To be eligible, works should form the final publication of the main result(s) and should be published either (a) as an article in a recognized journal, or in a comparable, well-referenced volume intended to publish final publications only; or (b) as a monograph consisting chiefly of original results rather than previously published material. Extended abstracts and prepublications, and articles published in journals, journal sections or proceedings that are intended to publish non-final papers, are not eligible.
The work must have been published during the six calendar years preceding the year of the award meeting. The extended period of six years is in recognition of the fact that the value of fundamental work cannot always be immediately assessed.
The prize committee is responsible for solicitation and evaluation of nominations. A call for nominations should be placed in appropriate SIAM, MOS, and other publications.
The proposed recipient(s) for the award should be presented by the prize committee to the Executive Committees of the SIAM Council and of MOS, via the president of SIAM and the chair of MOS. The proposed recipient(s) for the award must be accompanied by a written justification and a citation of about 100 words that can be read at the award date.
Both SIAM and MOS must approve the proposed recipients(s) for the prize to be awarded. Objection by either one of the two societies will nullify the proposal. If the proposed recipient(s) of the prize committee is(are) rejected by MOS and/or SIAM, the prize committee may propose a second recipient or recipients.
Prize Award Date
Beginning in 2003, an award will be presented triennially alternating between the International Symposium on Mathematical Programming and a SIAM meeting (either the SIAM Annual Meeting or a meeting of the Optimization Activity Group). The prize will be considered every three years.

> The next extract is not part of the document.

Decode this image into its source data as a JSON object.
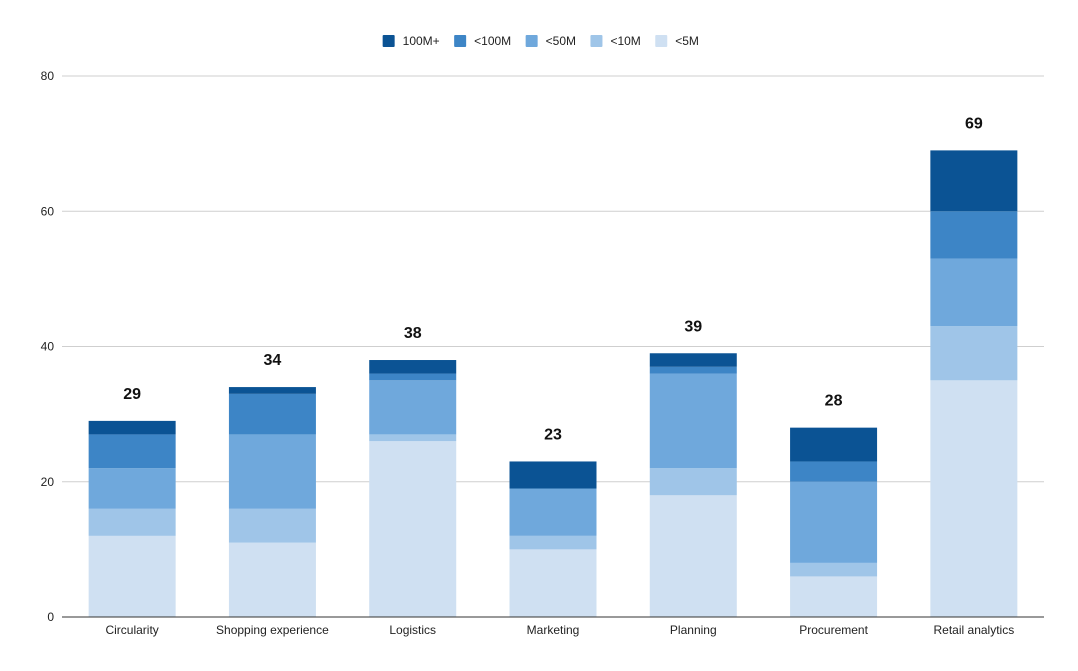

If no prize is awarded, the award date moves ahead three years.
Description of the Award
The award is to include a certificate containing the citation and a cash prize of $1,500. In the event of joint authorship, the prize will be divided.
The Prize Fund
The MOS has the responsibility for soliciting and providing the funds necessary for the prize award.
- 2003 Adrian Lewis
- 2006 Roger Fletcher, Sven Leyffer, and Philippe Toint
- 2009 Jean B. Lasserre
- 2012 Emmanuel J. Candes and Benjamin Recht
The next award will be made in 2015.